While facilities like Beijing United and ParkwayHealth have found a niche market, they've had limited success in providing more than outpatient and restricted inpatient services, according to a report titled, "Emerging Trends in Chinese Health care," by PricewaterhouseCoopers (PwC). Rates at the expatriate-focused hospitals are much higher than in the US and "their model is focused on catering to expats with offshore insurance, and the expats with offshore insurance do not care what the rates are," says David E. Wood, Beijing-based managing director of PwC China. Wood, who has been a hospital management and health care consultant in the US and China for more than 30 years, says the providers have to keep rates high in order to be able to afford the physicians they hire from abroad.
Wood says his market research has found that in order to attract more of China's burgeoning middle class rates, fees need to be no greater than five or seven times what Chinese public hospitals charge, rather than the 35 times expat-oriented facilities currently charge, he says. "If you charge that much, you cannot attract middle class Chinese patients," according to Wood, who was CEO of Beijing United from 2000 to 2003. "If you want to have a hospital for millionaire Chinese and expats, forget it. It does not work. You have to be focused on the growing middle class Chinese. Meet their needs and meet their expectations, and you will be successful. They are a large and growing segment of the population."

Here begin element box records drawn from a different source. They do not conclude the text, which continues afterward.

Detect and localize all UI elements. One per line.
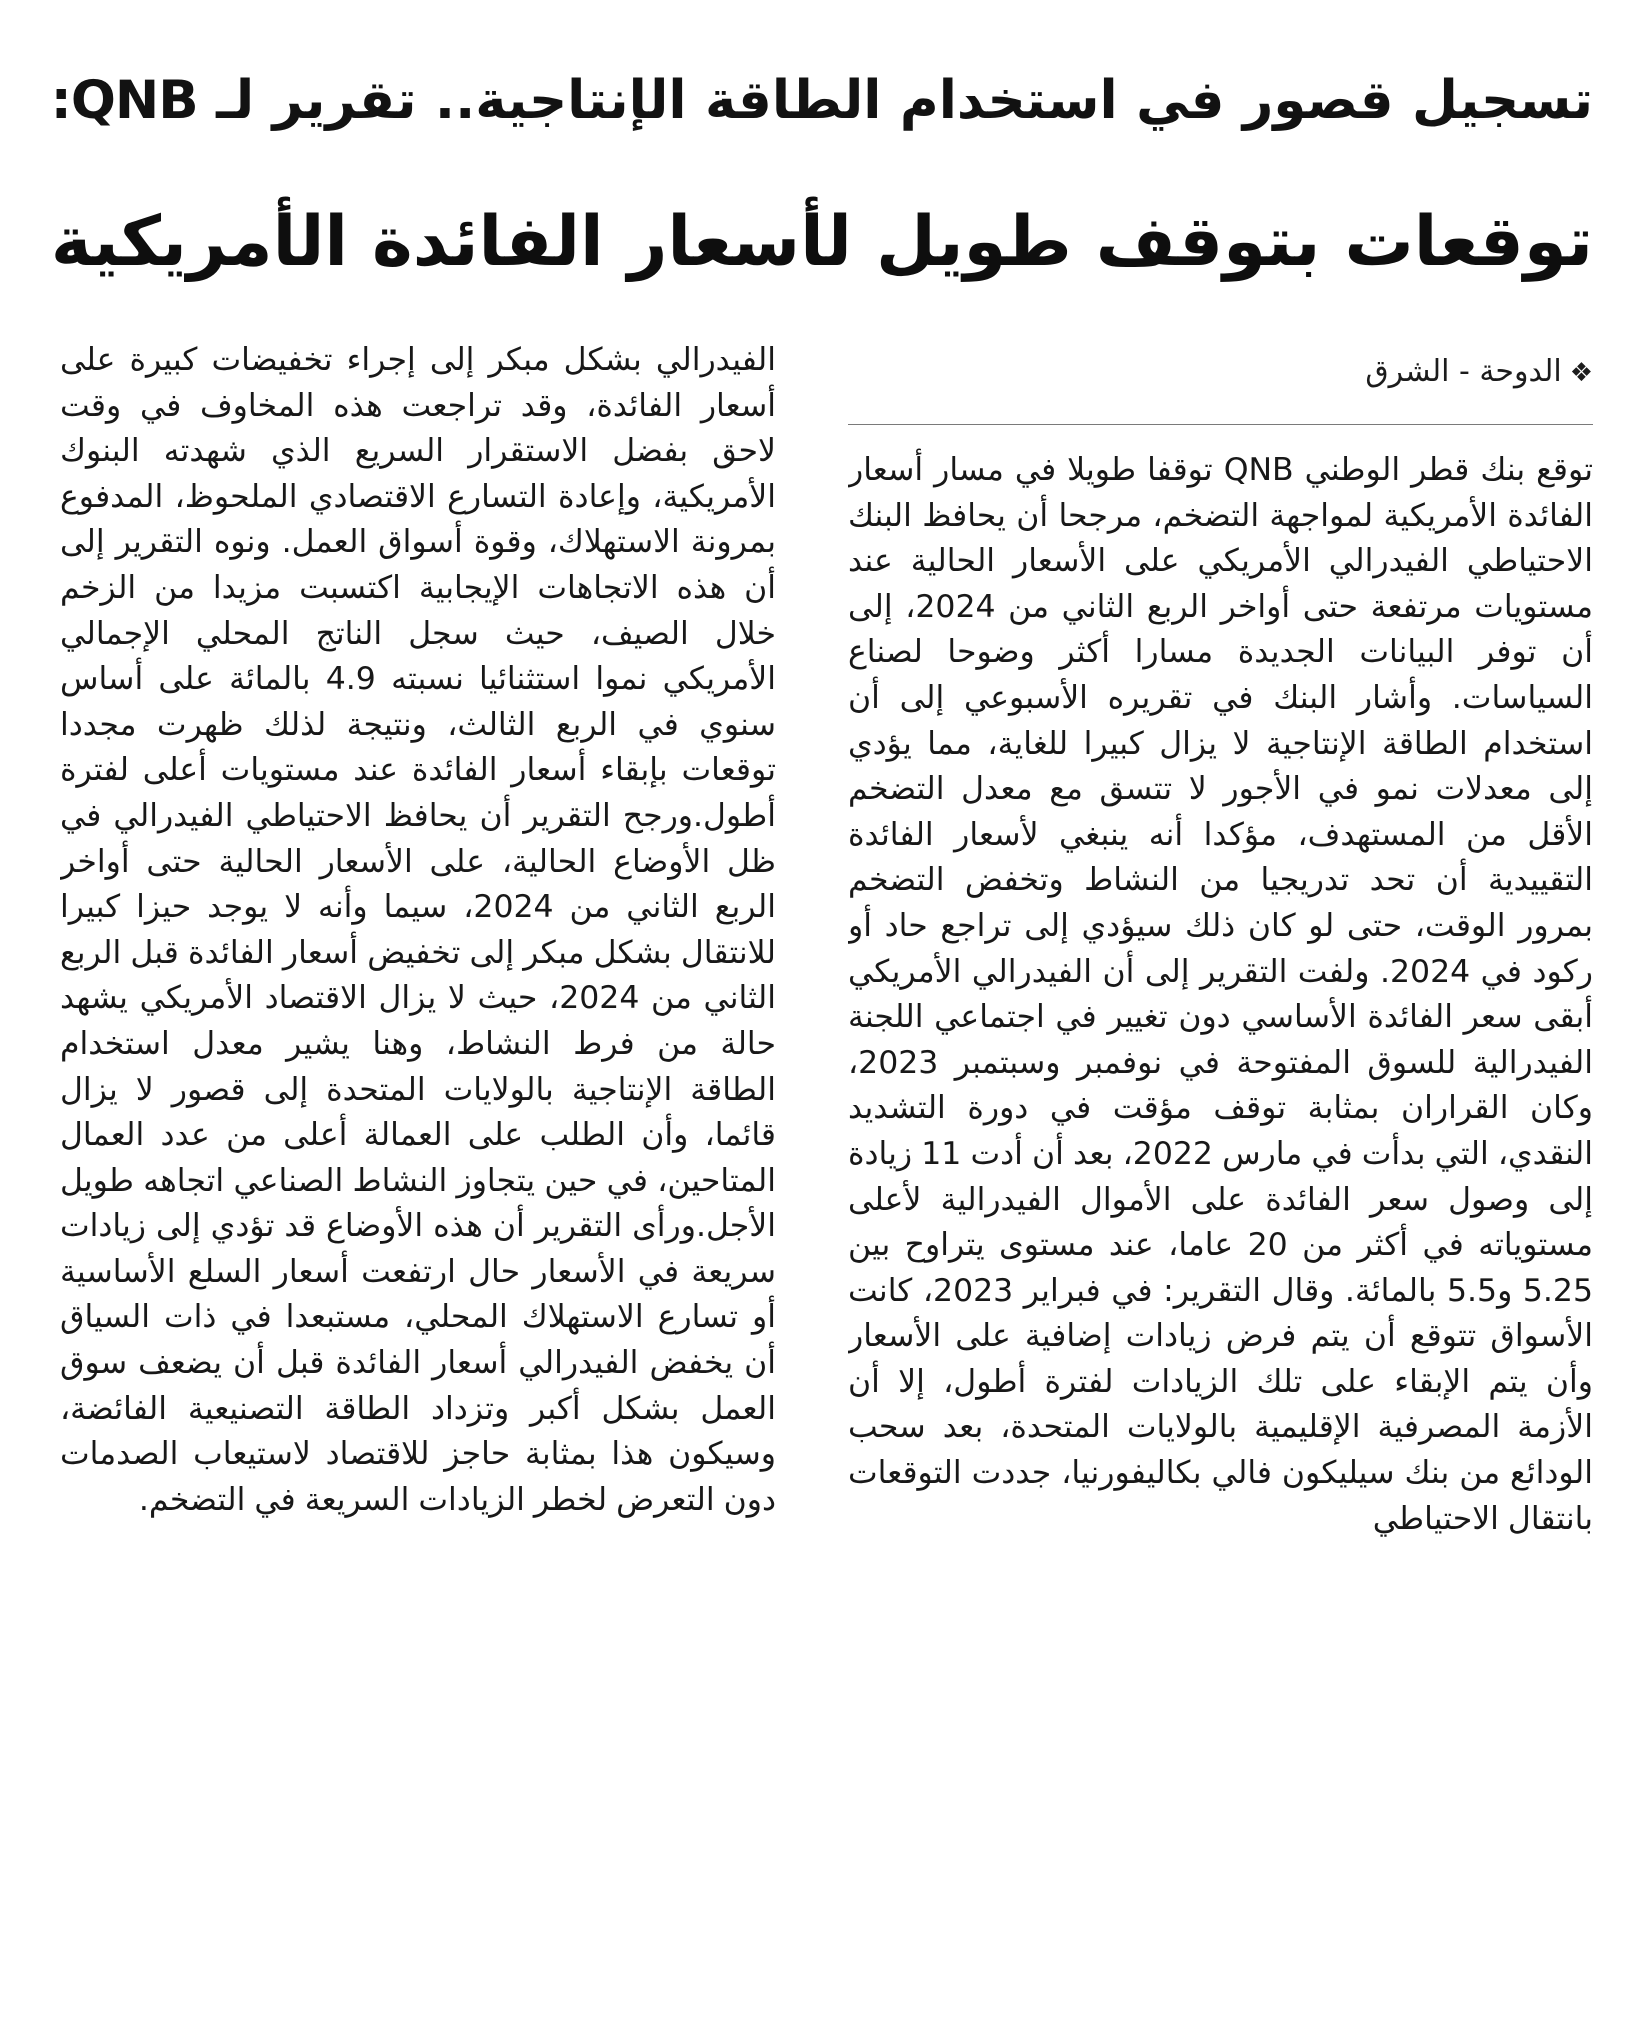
dateline-divider xyxy=(848,424,1593,425)
article-headline: توقعات بتوقف طويل لأسعار الفائدة الأمريكية xyxy=(50,202,1593,282)
article-column-left: الفيدرالي بشكل مبكر إلى إجراء تخفيضات كبيرة على أسعار الفائدة، وقد تراجعت هذه المخاوف في وقت لاحق بفضل الاستقرار السريع الذي شهدته البنوك الأمريكية، وإعادة التسارع الاقتصادي الملحوظ، المدفوع بمرونة الاستهلاك، وقوة أسواق العمل. ونوه التقرير إلى أن هذه الاتجاهات الإيجابية اكتسبت مزيدا من الزخم خلال الصيف، حيث سجل الناتج المحلي الإجمالي الأمريكي نموا استثنائيا نسبته 4.9 بالمائة على أساس سنوي في الربع الثالث، ونتيجة لذلك ظهرت مجددا توقعات بإبقاء أسعار الفائدة عند مستويات أعلى لفترة أطول.ورجح التقرير أن يحافظ الاحتياطي الفيدرالي في ظل الأوضاع الحالية، على الأسعار الحالية حتى أواخر الربع الثاني من 2024، سيما وأنه لا يوجد حيزا كبيرا للانتقال بشكل مبكر إلى تخفيض أسعار الفائدة قبل الربع الثاني من 2024، حيث لا يزال الاقتصاد الأمريكي يشهد حالة من فرط النشاط، وهنا يشير معدل استخدام الطاقة الإنتاجية بالولايات المتحدة إلى قصور لا يزال قائما، وأن الطلب على العمالة أعلى من عدد العمال المتاحين، في حين يتجاوز النشاط الصناعي اتجاهه طويل الأجل.ورأى التقرير أن هذه الأوضاع قد تؤدي إلى زيادات سريعة في الأسعار حال ارتفعت أسعار السلع الأساسية أو تسارع الاستهلاك المحلي، مستبعدا في ذات السياق أن يخفض الفيدرالي أسعار الفائدة قبل أن يضعف سوق العمل بشكل أكبر وتزداد الطاقة التصنيعية الفائضة، وسيكون هذا بمثابة حاجز للاقتصاد لاستيعاب الصدمات دون التعرض لخطر الزيادات السريعة في التضخم. xyxy=(60,342,776,1518)
dateline-text: الدوحة - الشرق xyxy=(1365,354,1562,389)
diamond-bullet-icon: ❖ xyxy=(1569,358,1593,388)
article-column-right: توقع بنك قطر الوطني QNB توقفا طويلا في مسار أسعار الفائدة الأمريكية لمواجهة التضخم، مرجحا أن يحافظ البنك الاحتياطي الفيدرالي الأمريكي على الأسعار الحالية عند مستويات مرتفعة حتى أواخر الربع الثاني من 2024، إلى أن توفر البيانات الجديدة مسارا أكثر وضوحا لصناع السياسات. وأشار البنك في تقريره الأسبوعي إلى أن استخدام الطاقة الإنتاجية لا يزال كبيرا للغاية، مما يؤدي إلى معدلات نمو في الأجور لا تتسق مع معدل التضخم الأقل من المستهدف، مؤكدا أنه ينبغي لأسعار الفائدة التقييدية أن تحد تدريجيا من النشاط وتخفض التضخم بمرور الوقت، حتى لو كان ذلك سيؤدي إلى تراجع حاد أو ركود في 2024. ولفت التقرير إلى أن الفيدرالي الأمريكي أبقى سعر الفائدة الأساسي دون تغيير في اجتماعي اللجنة الفيدرالية للسوق المفتوحة في نوفمبر وسبتمبر 2023، وكان القراران بمثابة توقف مؤقت في دورة التشديد النقدي، التي بدأت في مارس 2022، بعد أن أدت 11 زيادة إلى وصول سعر الفائدة على الأموال الفيدرالية لأعلى مستوياته في أكثر من 20 عاما، عند مستوى يتراوح بين 5.25 و5.5 بالمائة. وقال التقرير: في فبراير 2023، كانت الأسواق تتوقع أن يتم فرض زيادات إضافية على الأسعار وأن يتم الإبقاء على تلك الزيادات لفترة أطول، إلا أن الأزمة المصرفية الإقليمية بالولايات المتحدة، بعد سحب الودائع من بنك سيليكون فالي بكاليفورنيا، جددت التوقعات بانتقال الاحتياطي xyxy=(848,452,1593,1537)
article-dateline xyxy=(848,352,1593,393)
article-kicker: تسجيل قصور في استخدام الطاقة الإنتاجية.. تقرير لـ QNB: xyxy=(50,70,1593,131)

Wood cites his experience as CEO of New Century International Children's Hospital in Beijing, which was founded in 2005 as a private joint venture between local Chinese investors and Beijing Children's Hospital. "Our pricing model was five to seven times the public hospital rates. We had all Chinese medical staff and all Chinese hospital staff. That is the model for China," he says. The hospital was profitable within 13 months of opening, attracting both local Chinese and expats. It had 100 beds with a high level of occupancy, according to Wood.
One current foreign joint venture targeting middle-class patients is being led by Thomas Frist, founder of the US hospital chain HCA, and Charles A. Elcan, his son-in-law. With private investment, not connected with HCA, they began building a first-class hospital in Ningbo, south of Shanghai, last summer to serve Chinese socially insured patients, with some beds set aside for private patients.
Other investors in China's hospital sector are biding their time. "It is still too early. I have not found the right business opportunity to invest in," says Dorenfest. "I can see that in the next two to three years, there is a good possibility that those opportunities will emerge."